Walking for a cause

Seattle woman makes trek across nation


— A Seattle woman walking across the country to raise political awareness made a stop in Steamboat Springs Tuesday.

Jeanette Wallis, 31, said she hopes to highlight the importance of citizen participation in democracy. In fact, she calls her journey the Walk for Democracy.

As she travels from town to town at a pace of 10 to 13 miles per day, Wallis collects grievances she hopes to deliver to President Bush when she reaches Washington, D.C.

So far, Wallis has collected 400 grievances, including a note she received from Hunter S. Thompson while visiting the author at his Woody Creek residence.

She estimates her cross-country effort will take 10 more months to complete.

She actually began her walk in April 2001 and made it as far as Logan, Utah, before a foot injury forced her to abandon the trip. She resumed the trek from Logan on April 1 this year.

"Democracy doesn't work if the people are silent," Wallis said. "If our politicians aren't representing our interests, it is our responsibility to speak out, even if we are the only dissident voice."
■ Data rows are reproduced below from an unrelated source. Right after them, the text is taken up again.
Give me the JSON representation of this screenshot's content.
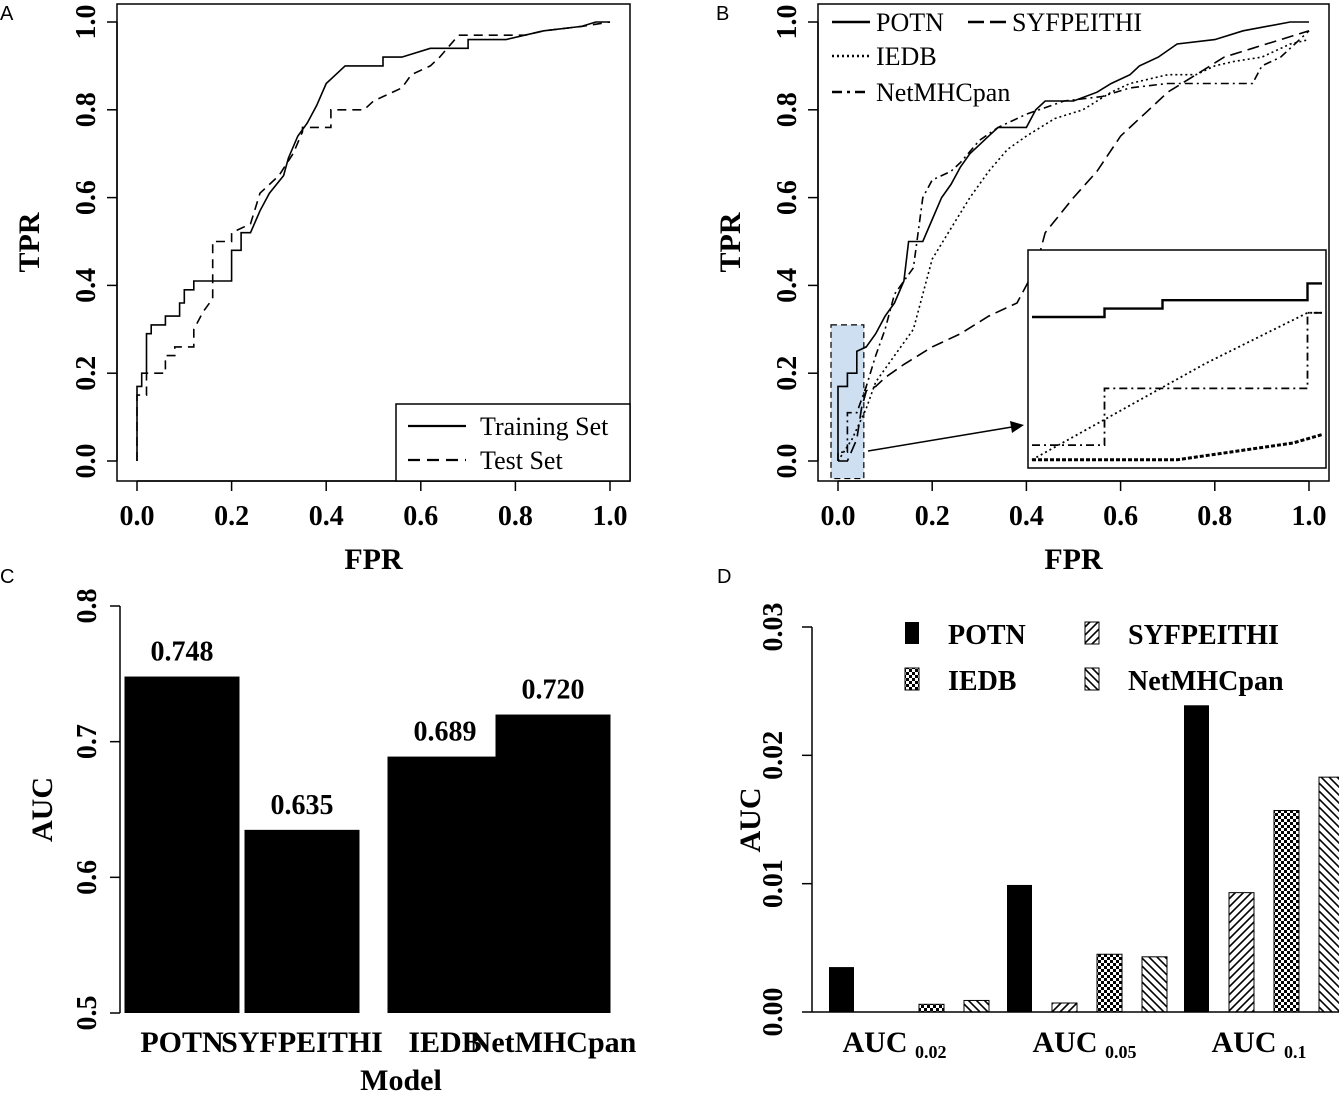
{
  "chart_data": [
    {
      "panel": "A",
      "type": "line",
      "xlabel": "FPR",
      "ylabel": "TPR",
      "xlim": [
        0,
        1
      ],
      "ylim": [
        0,
        1
      ],
      "xticks": [
        "0.0",
        "0.2",
        "0.4",
        "0.6",
        "0.8",
        "1.0"
      ],
      "yticks": [
        "0.0",
        "0.2",
        "0.4",
        "0.6",
        "0.8",
        "1.0"
      ],
      "legend": [
        "Training Set",
        "Test Set"
      ],
      "series": [
        {
          "name": "Training Set",
          "style": "solid",
          "points": [
            [
              0,
              0
            ],
            [
              0,
              0.17
            ],
            [
              0.01,
              0.17
            ],
            [
              0.01,
              0.2
            ],
            [
              0.02,
              0.2
            ],
            [
              0.02,
              0.29
            ],
            [
              0.03,
              0.29
            ],
            [
              0.03,
              0.31
            ],
            [
              0.06,
              0.31
            ],
            [
              0.06,
              0.33
            ],
            [
              0.09,
              0.33
            ],
            [
              0.09,
              0.36
            ],
            [
              0.1,
              0.36
            ],
            [
              0.1,
              0.39
            ],
            [
              0.12,
              0.39
            ],
            [
              0.12,
              0.41
            ],
            [
              0.2,
              0.41
            ],
            [
              0.2,
              0.48
            ],
            [
              0.22,
              0.48
            ],
            [
              0.22,
              0.52
            ],
            [
              0.24,
              0.52
            ],
            [
              0.26,
              0.57
            ],
            [
              0.28,
              0.61
            ],
            [
              0.31,
              0.65
            ],
            [
              0.32,
              0.69
            ],
            [
              0.34,
              0.74
            ],
            [
              0.36,
              0.77
            ],
            [
              0.38,
              0.81
            ],
            [
              0.4,
              0.86
            ],
            [
              0.42,
              0.88
            ],
            [
              0.44,
              0.9
            ],
            [
              0.52,
              0.9
            ],
            [
              0.52,
              0.92
            ],
            [
              0.56,
              0.92
            ],
            [
              0.62,
              0.94
            ],
            [
              0.7,
              0.94
            ],
            [
              0.7,
              0.96
            ],
            [
              0.78,
              0.96
            ],
            [
              0.86,
              0.98
            ],
            [
              0.94,
              0.99
            ],
            [
              0.97,
              1.0
            ],
            [
              1.0,
              1.0
            ]
          ]
        },
        {
          "name": "Test Set",
          "style": "dashed",
          "points": [
            [
              0,
              0
            ],
            [
              0,
              0.15
            ],
            [
              0.02,
              0.15
            ],
            [
              0.02,
              0.2
            ],
            [
              0.06,
              0.2
            ],
            [
              0.06,
              0.24
            ],
            [
              0.08,
              0.24
            ],
            [
              0.08,
              0.26
            ],
            [
              0.12,
              0.26
            ],
            [
              0.12,
              0.3
            ],
            [
              0.14,
              0.34
            ],
            [
              0.16,
              0.37
            ],
            [
              0.16,
              0.5
            ],
            [
              0.2,
              0.5
            ],
            [
              0.2,
              0.52
            ],
            [
              0.24,
              0.54
            ],
            [
              0.26,
              0.61
            ],
            [
              0.3,
              0.65
            ],
            [
              0.33,
              0.7
            ],
            [
              0.35,
              0.75
            ],
            [
              0.35,
              0.76
            ],
            [
              0.41,
              0.76
            ],
            [
              0.41,
              0.8
            ],
            [
              0.48,
              0.8
            ],
            [
              0.5,
              0.82
            ],
            [
              0.56,
              0.85
            ],
            [
              0.58,
              0.88
            ],
            [
              0.62,
              0.9
            ],
            [
              0.64,
              0.92
            ],
            [
              0.68,
              0.97
            ],
            [
              0.72,
              0.97
            ],
            [
              0.82,
              0.97
            ],
            [
              0.86,
              0.98
            ],
            [
              0.94,
              0.99
            ],
            [
              1.0,
              1.0
            ]
          ]
        }
      ]
    },
    {
      "panel": "B",
      "type": "line",
      "xlabel": "FPR",
      "ylabel": "TPR",
      "xlim": [
        0,
        1
      ],
      "ylim": [
        0,
        1
      ],
      "xticks": [
        "0.0",
        "0.2",
        "0.4",
        "0.6",
        "0.8",
        "1.0"
      ],
      "yticks": [
        "0.0",
        "0.2",
        "0.4",
        "0.6",
        "0.8",
        "1.0"
      ],
      "legend": [
        "POTN",
        "SYFPEITHI",
        "IEDB",
        "NetMHCpan"
      ],
      "series": [
        {
          "name": "POTN",
          "style": "solid",
          "points": [
            [
              0,
              0
            ],
            [
              0,
              0.17
            ],
            [
              0.02,
              0.17
            ],
            [
              0.02,
              0.2
            ],
            [
              0.04,
              0.2
            ],
            [
              0.04,
              0.25
            ],
            [
              0.06,
              0.26
            ],
            [
              0.08,
              0.29
            ],
            [
              0.1,
              0.33
            ],
            [
              0.12,
              0.36
            ],
            [
              0.14,
              0.41
            ],
            [
              0.15,
              0.5
            ],
            [
              0.18,
              0.5
            ],
            [
              0.2,
              0.55
            ],
            [
              0.22,
              0.6
            ],
            [
              0.24,
              0.63
            ],
            [
              0.26,
              0.67
            ],
            [
              0.28,
              0.7
            ],
            [
              0.3,
              0.72
            ],
            [
              0.32,
              0.74
            ],
            [
              0.34,
              0.76
            ],
            [
              0.4,
              0.76
            ],
            [
              0.42,
              0.8
            ],
            [
              0.44,
              0.82
            ],
            [
              0.5,
              0.82
            ],
            [
              0.55,
              0.84
            ],
            [
              0.58,
              0.86
            ],
            [
              0.62,
              0.88
            ],
            [
              0.64,
              0.9
            ],
            [
              0.68,
              0.92
            ],
            [
              0.72,
              0.95
            ],
            [
              0.8,
              0.96
            ],
            [
              0.86,
              0.98
            ],
            [
              0.96,
              1.0
            ],
            [
              1.0,
              1.0
            ]
          ]
        },
        {
          "name": "SYFPEITHI",
          "style": "longdash",
          "points": [
            [
              0,
              0
            ],
            [
              0.02,
              0
            ],
            [
              0.04,
              0.05
            ],
            [
              0.05,
              0.12
            ],
            [
              0.06,
              0.16
            ],
            [
              0.08,
              0.17
            ],
            [
              0.1,
              0.19
            ],
            [
              0.14,
              0.22
            ],
            [
              0.2,
              0.26
            ],
            [
              0.26,
              0.29
            ],
            [
              0.32,
              0.33
            ],
            [
              0.38,
              0.36
            ],
            [
              0.42,
              0.44
            ],
            [
              0.44,
              0.52
            ],
            [
              0.5,
              0.6
            ],
            [
              0.55,
              0.66
            ],
            [
              0.6,
              0.74
            ],
            [
              0.66,
              0.8
            ],
            [
              0.7,
              0.84
            ],
            [
              0.76,
              0.88
            ],
            [
              0.82,
              0.92
            ],
            [
              0.88,
              0.94
            ],
            [
              0.94,
              0.96
            ],
            [
              1.0,
              0.98
            ]
          ]
        },
        {
          "name": "IEDB",
          "style": "dotted",
          "points": [
            [
              0,
              0
            ],
            [
              0.03,
              0.05
            ],
            [
              0.06,
              0.12
            ],
            [
              0.08,
              0.18
            ],
            [
              0.12,
              0.24
            ],
            [
              0.16,
              0.3
            ],
            [
              0.18,
              0.38
            ],
            [
              0.2,
              0.46
            ],
            [
              0.24,
              0.53
            ],
            [
              0.28,
              0.6
            ],
            [
              0.32,
              0.66
            ],
            [
              0.36,
              0.71
            ],
            [
              0.4,
              0.74
            ],
            [
              0.46,
              0.78
            ],
            [
              0.52,
              0.8
            ],
            [
              0.58,
              0.84
            ],
            [
              0.62,
              0.86
            ],
            [
              0.7,
              0.88
            ],
            [
              0.76,
              0.88
            ],
            [
              0.8,
              0.9
            ],
            [
              0.84,
              0.91
            ],
            [
              0.9,
              0.92
            ],
            [
              0.96,
              0.95
            ],
            [
              1.0,
              0.96
            ]
          ]
        },
        {
          "name": "NetMHCpan",
          "style": "dotdash",
          "points": [
            [
              0,
              0
            ],
            [
              0,
              0.02
            ],
            [
              0.02,
              0.02
            ],
            [
              0.02,
              0.11
            ],
            [
              0.04,
              0.11
            ],
            [
              0.06,
              0.17
            ],
            [
              0.08,
              0.24
            ],
            [
              0.1,
              0.3
            ],
            [
              0.12,
              0.38
            ],
            [
              0.14,
              0.41
            ],
            [
              0.16,
              0.44
            ],
            [
              0.18,
              0.6
            ],
            [
              0.2,
              0.64
            ],
            [
              0.24,
              0.66
            ],
            [
              0.26,
              0.68
            ],
            [
              0.3,
              0.73
            ],
            [
              0.34,
              0.76
            ],
            [
              0.4,
              0.79
            ],
            [
              0.48,
              0.82
            ],
            [
              0.56,
              0.83
            ],
            [
              0.62,
              0.85
            ],
            [
              0.7,
              0.86
            ],
            [
              0.84,
              0.86
            ],
            [
              0.88,
              0.86
            ],
            [
              0.9,
              0.9
            ],
            [
              0.94,
              0.92
            ],
            [
              0.98,
              0.96
            ],
            [
              1.0,
              0.98
            ]
          ]
        }
      ],
      "inset": {
        "annotation": "zoom of FPR 0.0-0.04 region",
        "series": [
          {
            "name": "POTN",
            "style": "solid",
            "points": [
              [
                0,
                0.7
              ],
              [
                0.25,
                0.7
              ],
              [
                0.25,
                0.74
              ],
              [
                0.45,
                0.74
              ],
              [
                0.45,
                0.78
              ],
              [
                0.95,
                0.78
              ],
              [
                0.95,
                0.86
              ],
              [
                1,
                0.86
              ]
            ]
          },
          {
            "name": "SYFPEITHI",
            "style": "longdash",
            "points": [
              [
                0,
                0.02
              ],
              [
                0.05,
                0.02
              ],
              [
                0.5,
                0.02
              ],
              [
                0.7,
                0.06
              ],
              [
                0.9,
                0.1
              ],
              [
                1,
                0.14
              ]
            ]
          },
          {
            "name": "IEDB",
            "style": "dotted",
            "points": [
              [
                0,
                0.02
              ],
              [
                0.3,
                0.25
              ],
              [
                0.6,
                0.48
              ],
              [
                0.95,
                0.72
              ],
              [
                1,
                0.72
              ]
            ]
          },
          {
            "name": "NetMHCpan",
            "style": "dotdash",
            "points": [
              [
                0,
                0.09
              ],
              [
                0.25,
                0.09
              ],
              [
                0.25,
                0.36
              ],
              [
                0.95,
                0.36
              ],
              [
                0.95,
                0.72
              ],
              [
                1,
                0.72
              ]
            ]
          }
        ]
      }
    },
    {
      "panel": "C",
      "type": "bar",
      "xlabel": "Model",
      "ylabel": "AUC",
      "ylim": [
        0.5,
        0.8
      ],
      "yticks": [
        "0.5",
        "0.6",
        "0.7",
        "0.8"
      ],
      "categories": [
        "POTN",
        "SYFPEITHI",
        "IEDB",
        "NetMHCpan"
      ],
      "values": [
        0.748,
        0.635,
        0.689,
        0.72
      ],
      "data_labels": [
        "0.748",
        "0.635",
        "0.689",
        "0.720"
      ]
    },
    {
      "panel": "D",
      "type": "bar",
      "xlabel": "",
      "ylabel": "AUC",
      "ylim": [
        0,
        0.03
      ],
      "yticks": [
        "0.00",
        "0.01",
        "0.02",
        "0.03"
      ],
      "categories": [
        {
          "main": "AUC",
          "sub": "0.02"
        },
        {
          "main": "AUC",
          "sub": "0.05"
        },
        {
          "main": "AUC",
          "sub": "0.1"
        }
      ],
      "legend": [
        "POTN",
        "SYFPEITHI",
        "IEDB",
        "NetMHCpan"
      ],
      "series": [
        {
          "name": "POTN",
          "pattern": "solid",
          "values": [
            0.0035,
            0.0099,
            0.0239
          ]
        },
        {
          "name": "SYFPEITHI",
          "pattern": "diagonal",
          "values": [
            0.0,
            0.0007,
            0.0093
          ]
        },
        {
          "name": "IEDB",
          "pattern": "checker",
          "values": [
            0.0006,
            0.0045,
            0.0157
          ]
        },
        {
          "name": "NetMHCpan",
          "pattern": "backdiagonal",
          "values": [
            0.0009,
            0.0043,
            0.0183
          ]
        }
      ]
    }
  ],
  "panels": {
    "a": "A",
    "b": "B",
    "c": "C",
    "d": "D"
  },
  "colors": {
    "ink": "#000000",
    "highlight": "#c6d9ee"
  }
}
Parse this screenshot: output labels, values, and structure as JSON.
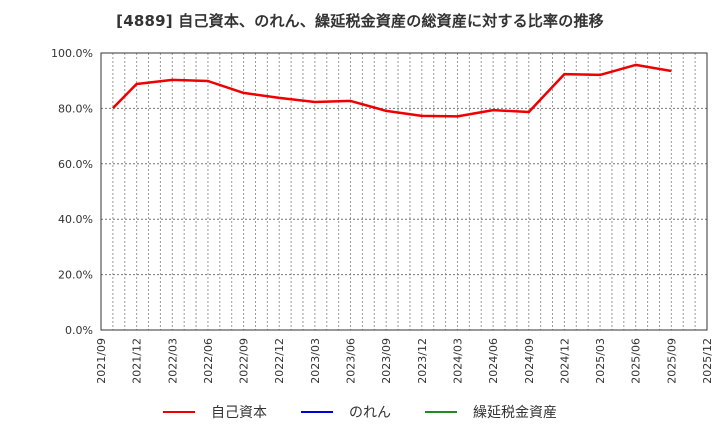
{
  "title": "[4889]  自己資本、のれん、繰延税金資産の総資産に対する比率の推移",
  "legend": [
    {
      "label": "自己資本",
      "color": "#ee0000"
    },
    {
      "label": "のれん",
      "color": "#0000dd"
    },
    {
      "label": "繰延税金資産",
      "color": "#228822"
    }
  ],
  "chart_data": {
    "type": "line",
    "title": "[4889]  自己資本、のれん、繰延税金資産の総資産に対する比率の推移",
    "xlabel": "",
    "ylabel": "",
    "ylim": [
      0,
      100
    ],
    "y_ticks": [
      "0.0%",
      "20.0%",
      "40.0%",
      "60.0%",
      "80.0%",
      "100.0%"
    ],
    "x_ticks": [
      "2021/09",
      "2021/12",
      "2022/03",
      "2022/06",
      "2022/09",
      "2022/12",
      "2023/03",
      "2023/06",
      "2023/09",
      "2023/12",
      "2024/03",
      "2024/06",
      "2024/09",
      "2024/12",
      "2025/03",
      "2025/06",
      "2025/09",
      "2025/12"
    ],
    "grid": true,
    "legend_position": "bottom",
    "x": [
      "2021/10",
      "2021/12",
      "2022/03",
      "2022/06",
      "2022/09",
      "2022/12",
      "2023/03",
      "2023/06",
      "2023/09",
      "2023/12",
      "2024/03",
      "2024/06",
      "2024/09",
      "2024/12",
      "2025/03",
      "2025/06",
      "2025/09"
    ],
    "series": [
      {
        "name": "自己資本",
        "color": "#ee0000",
        "values": [
          80.1,
          88.8,
          90.3,
          89.9,
          85.6,
          83.8,
          82.3,
          82.7,
          79.1,
          77.3,
          77.1,
          79.4,
          78.7,
          92.4,
          92.1,
          95.7,
          93.5
        ]
      },
      {
        "name": "のれん",
        "color": "#0000dd",
        "values": []
      },
      {
        "name": "繰延税金資産",
        "color": "#228822",
        "values": []
      }
    ]
  }
}
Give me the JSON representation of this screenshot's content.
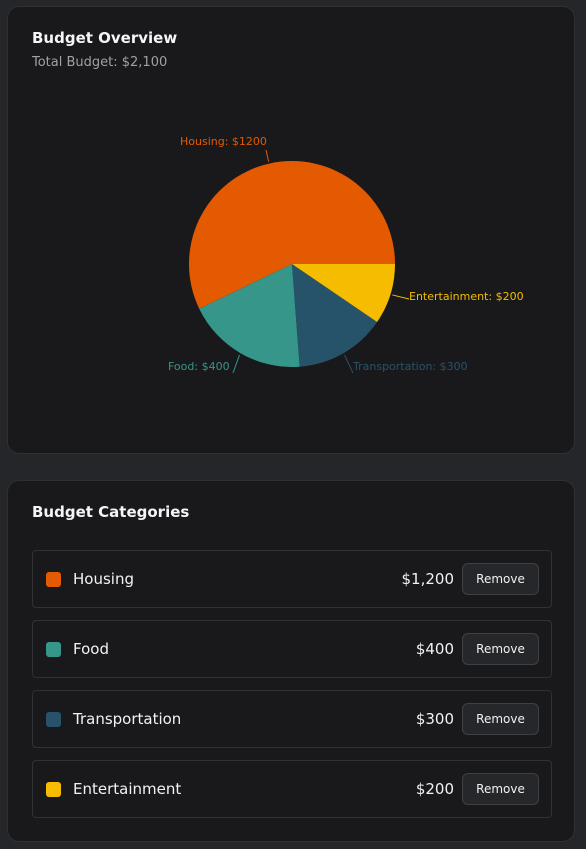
{
  "overview": {
    "title": "Budget Overview",
    "subtitle": "Total Budget: $2,100"
  },
  "chart_data": {
    "type": "pie",
    "categories": [
      "Housing",
      "Food",
      "Transportation",
      "Entertainment"
    ],
    "values": [
      1200,
      400,
      300,
      200
    ],
    "labels": [
      "Housing: $1200",
      "Food: $400",
      "Transportation: $300",
      "Entertainment: $200"
    ],
    "colors": [
      "#e35a00",
      "#36968a",
      "#27536a",
      "#f5bc00"
    ]
  },
  "categories": {
    "title": "Budget Categories",
    "remove_label": "Remove",
    "items": [
      {
        "name": "Housing",
        "amount": "$1,200",
        "color": "#e35a00"
      },
      {
        "name": "Food",
        "amount": "$400",
        "color": "#36968a"
      },
      {
        "name": "Transportation",
        "amount": "$300",
        "color": "#27536a"
      },
      {
        "name": "Entertainment",
        "amount": "$200",
        "color": "#f5bc00"
      }
    ]
  }
}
Lewis was a psychiatric counselor for 12 years.

She said during the World Trade Organization meetings in Seattle in December 1999, she was walking home when she was tear-gassed by riot police trying to quell WTO protesters.

That incident spurred her to become more politically active.

After reading about a 90-year-old woman who walked from Los Angeles to Washington, Wallis was inspired to undertake a similar journey.

She currently walks with a 5-year-old Labrador named Sherpa. A friend has joined Wallis on the trip and is driving a camper that Wallis camps in.

She makes stops in towns she passes through, giving talks to local schools and civic organizations.

So far, she has raised $9,000 in donations for her trip. She said she will leave Steamboat at about 9 a.m. today en route to Walden and then on to Fort Collins.